Francis: Are you kidding me? I can’t. No way. Who’s going to do that? No, no one wants to watch that. That’s boring. Uh, so I have them just, I usually have a fan out and they pick one. I’m like, “This is the ballot. This is the play we’re doing.” But recently I’ve added a mechanism where an audience member can purchase the play. And if you purchase the play—it’s one of the first things that they hear me say after a little brief introduction and “please finish voting.” I say, “If an audience member would like to purchase this play, if you purchase this play, then I will perform your ballot.” And I say, “I’ll perform your ballot. And I only take cash, but any amount will do.”
And I’ll tell you, since I added that mechanism, I think I’ve only had one performance where somebody did not buy the play. It’s effective. And because of me, pretty much immediately people go, “Oh, right.” So people, people have been buying the play. And then any piece of audience interaction past that, anything that I need assistance with or, um, any sort of audience involvement falls to the person who purchased the play. It’s their play.
Now, instead of it being like one person over here is going to help another person over here is going to help. Now it’s just your play. This is your play. You are the patron. You paid for it. So everything falls to you. Everything that happens to me tonight is because of you, which can feel a little complicated because some of the things I do, it looks, kind of looks and is a little painful, physically painful for me to do.
I do make them make all their choices really quickly. And that even includes like, “Oh, I want to, I want my ballot performed,” but then the, like the fallout from that can feel… Ooh, it can be really intense. And a lot of—sometimes people tell me like, “I didn’t quite know what I was getting into.” And I’m like, yeah, really, really, really makes you think, really thinks your thinker, don’t it?
Nicolas: I love that tension just between like, oh, make a quick fun choice. And now you are responsible for what happens in this play. And I’m going to keep coming back to you.
Francis: Yeah, it’s, it does. Cause at first it’s like, “Oh, this list of titles, this is interesting. I guess I’ll just pick some stuff.” And I really wanted it to—like, the ballot, the way that it’s built, it looks pretty official. I’ve tried to make it really look like a government document. I really wanted it to feel like voting, you know, when you go vote and you know some for sure. You’re like, I know the people that I have to vote for. And then you’re like, there’s ninety judges that I have to vote for. I guess I’ll just pick the ones that are in my party? Or I guess I’ll just, uh, I’ll pull up a guide somebody else has put together. That’ll work too. And I’m like, I’m not innocent in this either. Right? Voting is a really, really hard thing to do. On purpose. They’ve made it very hard. So I really wanted to mimic that to be like, you don’t know what you’re voting for, but you must vote. And the fallout can be painful to watch. And you may not know at all what you’re doing, but you did it. And now you have to pay for it.
Nicolas: I love it. I love it. It’s great. It’s so uncomfortable, and it’s great.
Francis: Thank you, I really appreciate that. Cause I want, I really love the tension of like, I want my audience to be with me and like having the, having the handshakes at the beginning. I call that section, “The Gratitudes.” Having “The Gratitudes” at the beginning and the end and having like this nice warm introduction—it’s not that I want audiences to feel taken off guard or like they’ve been tricked or deceived or misled. It’s not what I want. But I want them to feel like even if they regret their choice, or they do buy the play and they then have to watch me or are in control of whatever’s going on—I want them to feel like it’s still okay. That it’s okay, that I put myself in this position. I asked them to be here and that no one is being punished. Not me, not them.

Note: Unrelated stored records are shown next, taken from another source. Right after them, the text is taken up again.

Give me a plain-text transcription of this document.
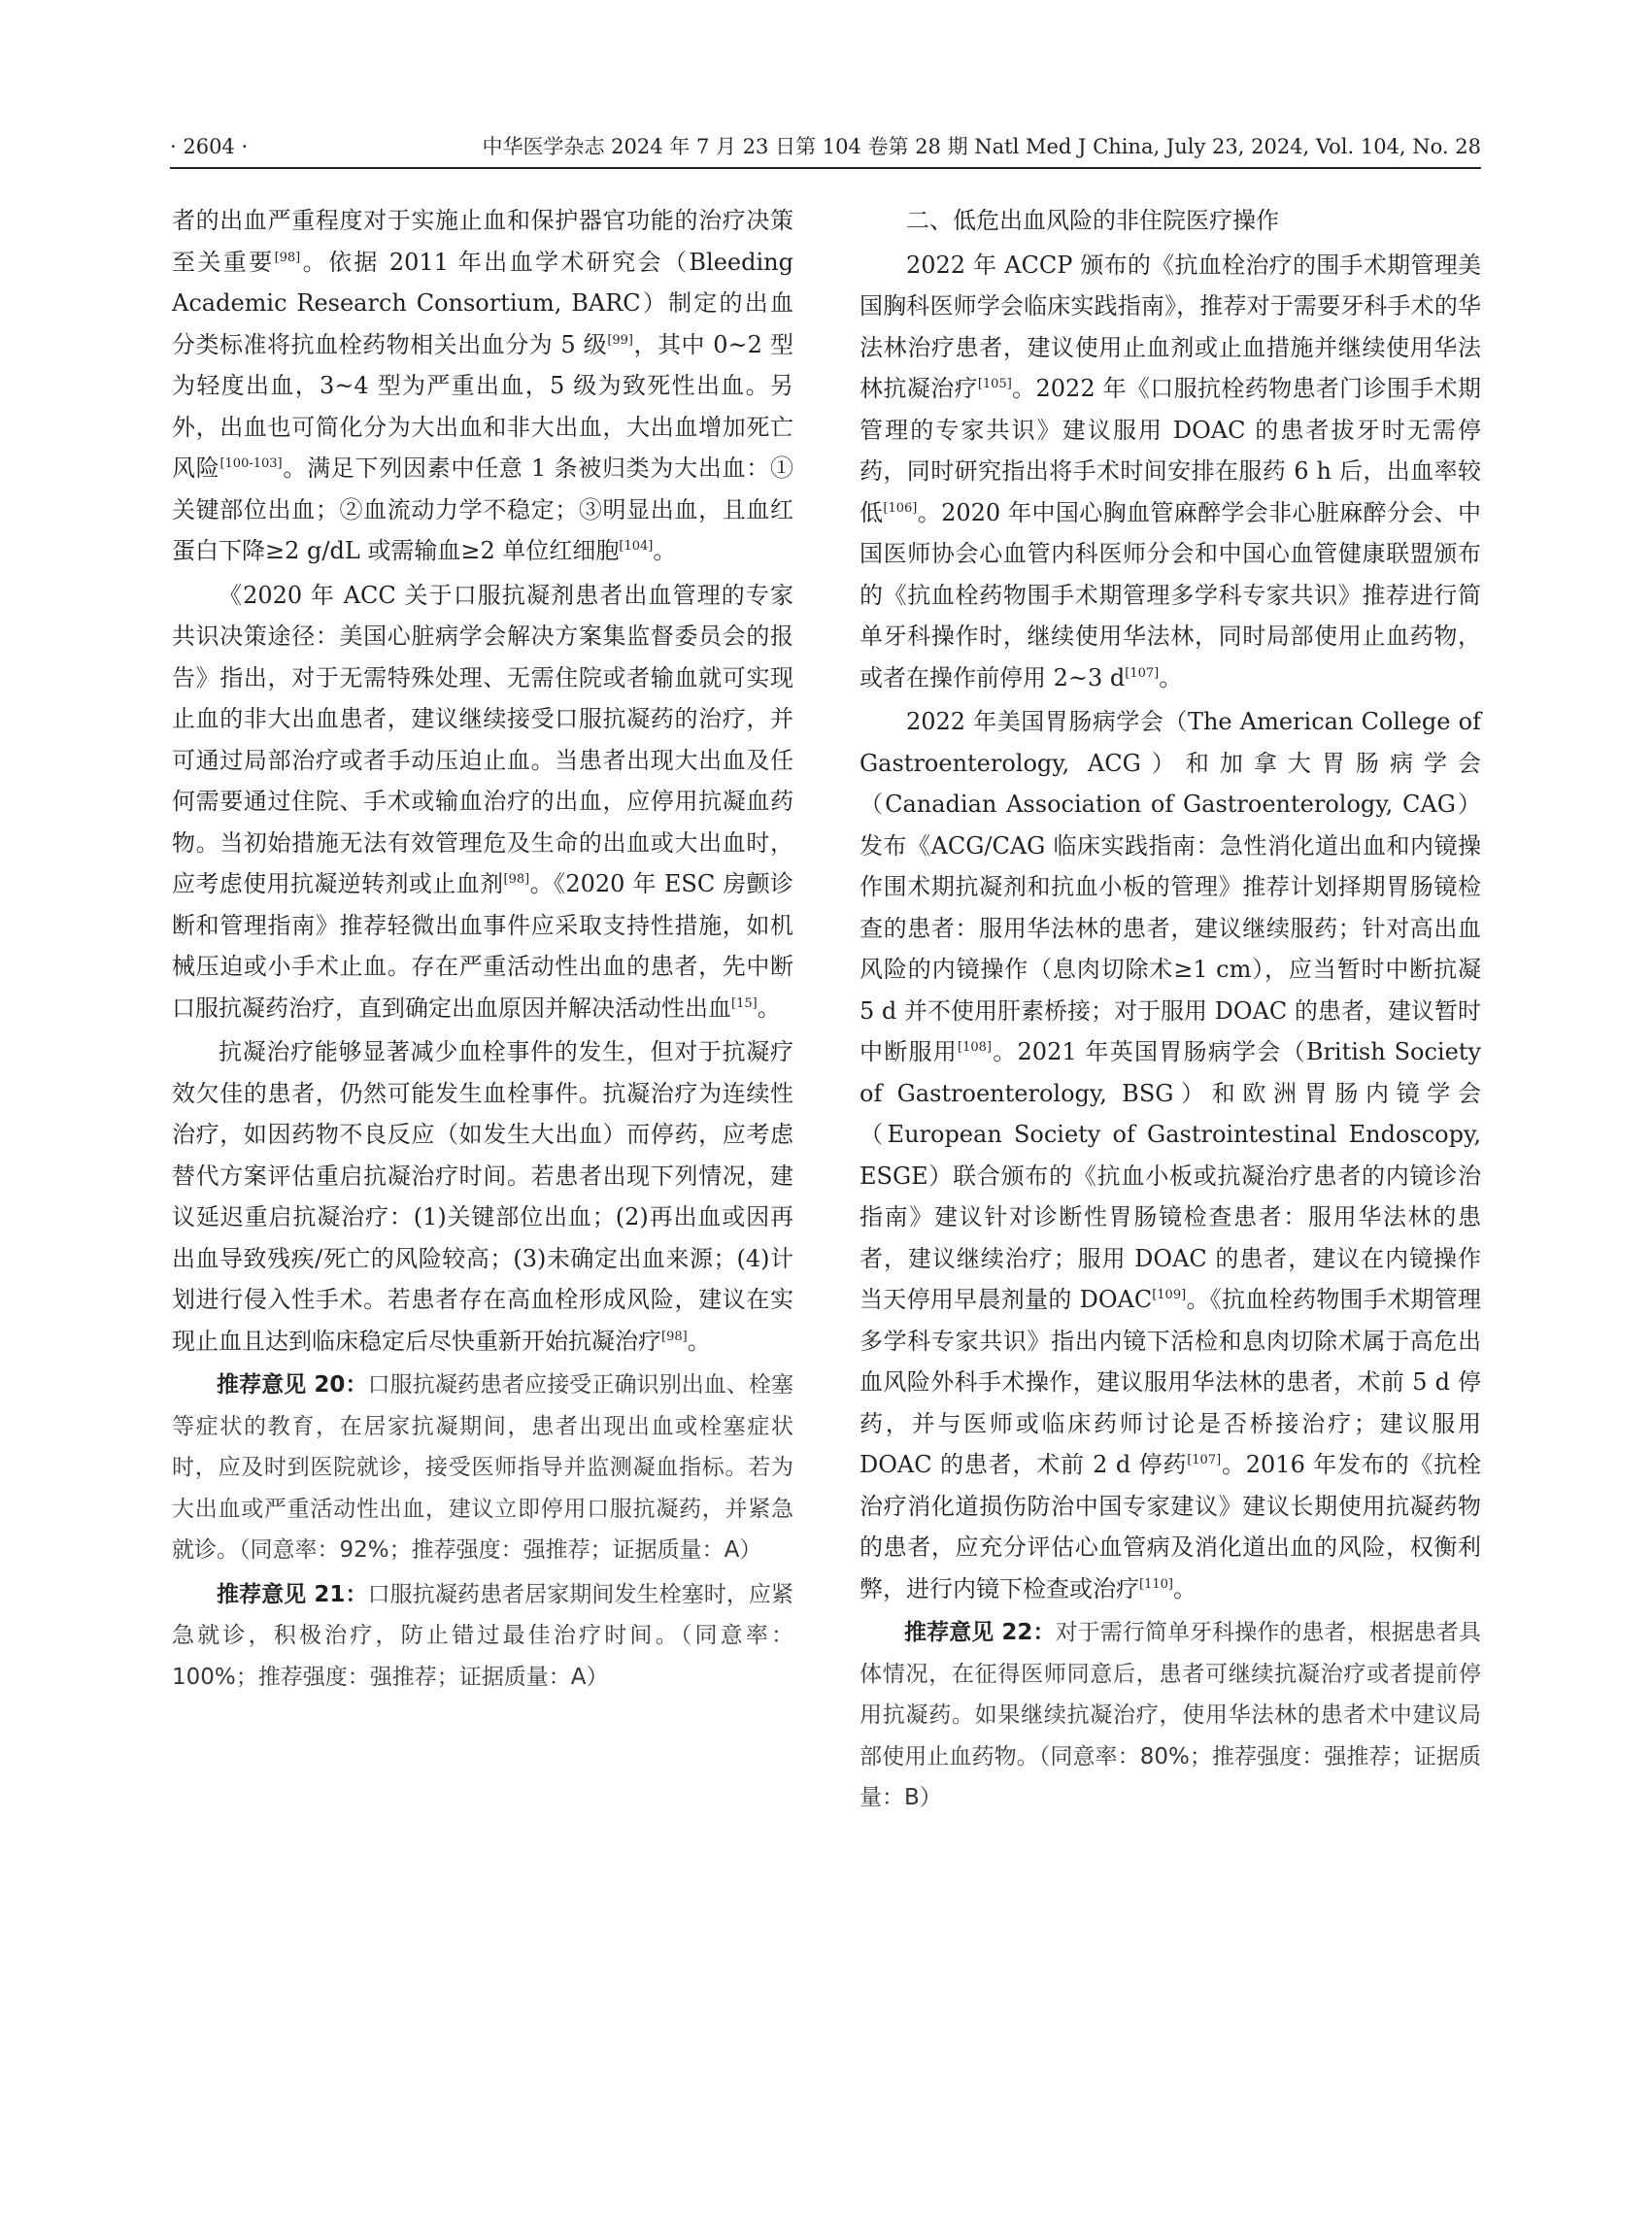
· 2604 ·	中华医学杂志 2024 年 7 月 23 日第 104 卷第 28 期 Natl Med J China, July 23, 2024, Vol. 104, No. 28

者的出血严重程度对于实施止血和保护器官功能的治疗决策至关重要[98]。依据 2011 年出血学术研究会（Bleeding Academic Research Consortium, BARC）制定的出血分类标准将抗血栓药物相关出血分为 5 级[99]，其中 0~2 型为轻度出血，3~4 型为严重出血，5 级为致死性出血。另外，出血也可简化分为大出血和非大出血，大出血增加死亡风险[100-103]。满足下列因素中任意 1 条被归类为大出血：①关键部位出血；②血流动力学不稳定；③明显出血，且血红蛋白下降≥2 g/dL 或需输血≥2 单位红细胞[104]。

《2020 年 ACC 关于口服抗凝剂患者出血管理的专家共识决策途径：美国心脏病学会解决方案集监督委员会的报告》指出，对于无需特殊处理、无需住院或者输血就可实现止血的非大出血患者，建议继续接受口服抗凝药的治疗，并可通过局部治疗或者手动压迫止血。当患者出现大出血及任何需要通过住院、手术或输血治疗的出血，应停用抗凝血药物。当初始措施无法有效管理危及生命的出血或大出血时，应考虑使用抗凝逆转剂或止血剂[98]。《2020 年 ESC 房颤诊断和管理指南》推荐轻微出血事件应采取支持性措施，如机械压迫或小手术止血。存在严重活动性出血的患者，先中断口服抗凝药治疗，直到确定出血原因并解决活动性出血[15]。

抗凝治疗能够显著减少血栓事件的发生，但对于抗凝疗效欠佳的患者，仍然可能发生血栓事件。抗凝治疗为连续性治疗，如因药物不良反应（如发生大出血）而停药，应考虑替代方案评估重启抗凝治疗时间。若患者出现下列情况，建议延迟重启抗凝治疗：(1)关键部位出血；(2)再出血或因再出血导致残疾/死亡的风险较高；(3)未确定出血来源；(4)计划进行侵入性手术。若患者存在高血栓形成风险，建议在实现止血且达到临床稳定后尽快重新开始抗凝治疗[98]。

推荐意见 20：口服抗凝药患者应接受正确识别出血、栓塞等症状的教育，在居家抗凝期间，患者出现出血或栓塞症状时，应及时到医院就诊，接受医师指导并监测凝血指标。若为大出血或严重活动性出血，建议立即停用口服抗凝药，并紧急就诊。（同意率：92%；推荐强度：强推荐；证据质量：A）

推荐意见 21：口服抗凝药患者居家期间发生栓塞时，应紧急就诊，积极治疗，防止错过最佳治疗时间。（同意率：100%；推荐强度：强推荐；证据质量：A）

二、低危出血风险的非住院医疗操作

2022 年 ACCP 颁布的《抗血栓治疗的围手术期管理美国胸科医师学会临床实践指南》，推荐对于需要牙科手术的华法林治疗患者，建议使用止血剂或止血措施并继续使用华法林抗凝治疗[105]。2022 年《口服抗栓药物患者门诊围手术期管理的专家共识》建议服用 DOAC 的患者拔牙时无需停药，同时研究指出将手术时间安排在服药 6 h 后，出血率较低[106]。2020 年中国心胸血管麻醉学会非心脏麻醉分会、中国医师协会心血管内科医师分会和中国心血管健康联盟颁布的《抗血栓药物围手术期管理多学科专家共识》推荐进行简单牙科操作时，继续使用华法林，同时局部使用止血药物，或者在操作前停用 2~3 d[107]。

2022 年美国胃肠病学会（The American College of Gastroenterology, ACG）和加拿大胃肠病学会（Canadian Association of Gastroenterology, CAG）发布《ACG/CAG 临床实践指南：急性消化道出血和内镜操作围术期抗凝剂和抗血小板的管理》推荐计划择期胃肠镜检查的患者：服用华法林的患者，建议继续服药；针对高出血风险的内镜操作（息肉切除术≥1 cm），应当暂时中断抗凝 5 d 并不使用肝素桥接；对于服用 DOAC 的患者，建议暂时中断服用[108]。2021 年英国胃肠病学会（British Society of Gastroenterology, BSG）和欧洲胃肠内镜学会（European Society of Gastrointestinal Endoscopy, ESGE）联合颁布的《抗血小板或抗凝治疗患者的内镜诊治指南》建议针对诊断性胃肠镜检查患者：服用华法林的患者，建议继续治疗；服用 DOAC 的患者，建议在内镜操作当天停用早晨剂量的 DOAC[109]。《抗血栓药物围手术期管理多学科专家共识》指出内镜下活检和息肉切除术属于高危出血风险外科手术操作，建议服用华法林的患者，术前 5 d 停药，并与医师或临床药师讨论是否桥接治疗；建议服用 DOAC 的患者，术前 2 d 停药[107]。2016 年发布的《抗栓治疗消化道损伤防治中国专家建议》建议长期使用抗凝药物的患者，应充分评估心血管病及消化道出血的风险，权衡利弊，进行内镜下检查或治疗[110]。

推荐意见 22：对于需行简单牙科操作的患者，根据患者具体情况，在征得医师同意后，患者可继续抗凝治疗或者提前停用抗凝药。如果继续抗凝治疗，使用华法林的患者术中建议局部使用止血药物。（同意率：80%；推荐强度：强推荐；证据质量：B）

Nicolas: You did write the play.
Francis: Yes, I did write the play. I did submit for Fringe Fest. I am here on purpose, and I asked you to do this. Even if it’s hard to do, it’s important to do.
Nicolas: You talked about the performance being physically grueling. I need to know what, what are you doing?
Francis: Yeah. So I have a couple of portions in this play where I recite some text that is part poetry, part prose. It’s very flowery and very, very nice to listen to. But as I’m reciting this text, I’m holding like a very strenuous yoga position. Like these positions that your yoga teacher is like, “And we’re just going to stay in this for five seconds.” And I’m there for minutes or several minutes. And it really constricts my breathing and it tightens and seizes muscles. And you can really see, audiences can really see, the effort that this takes.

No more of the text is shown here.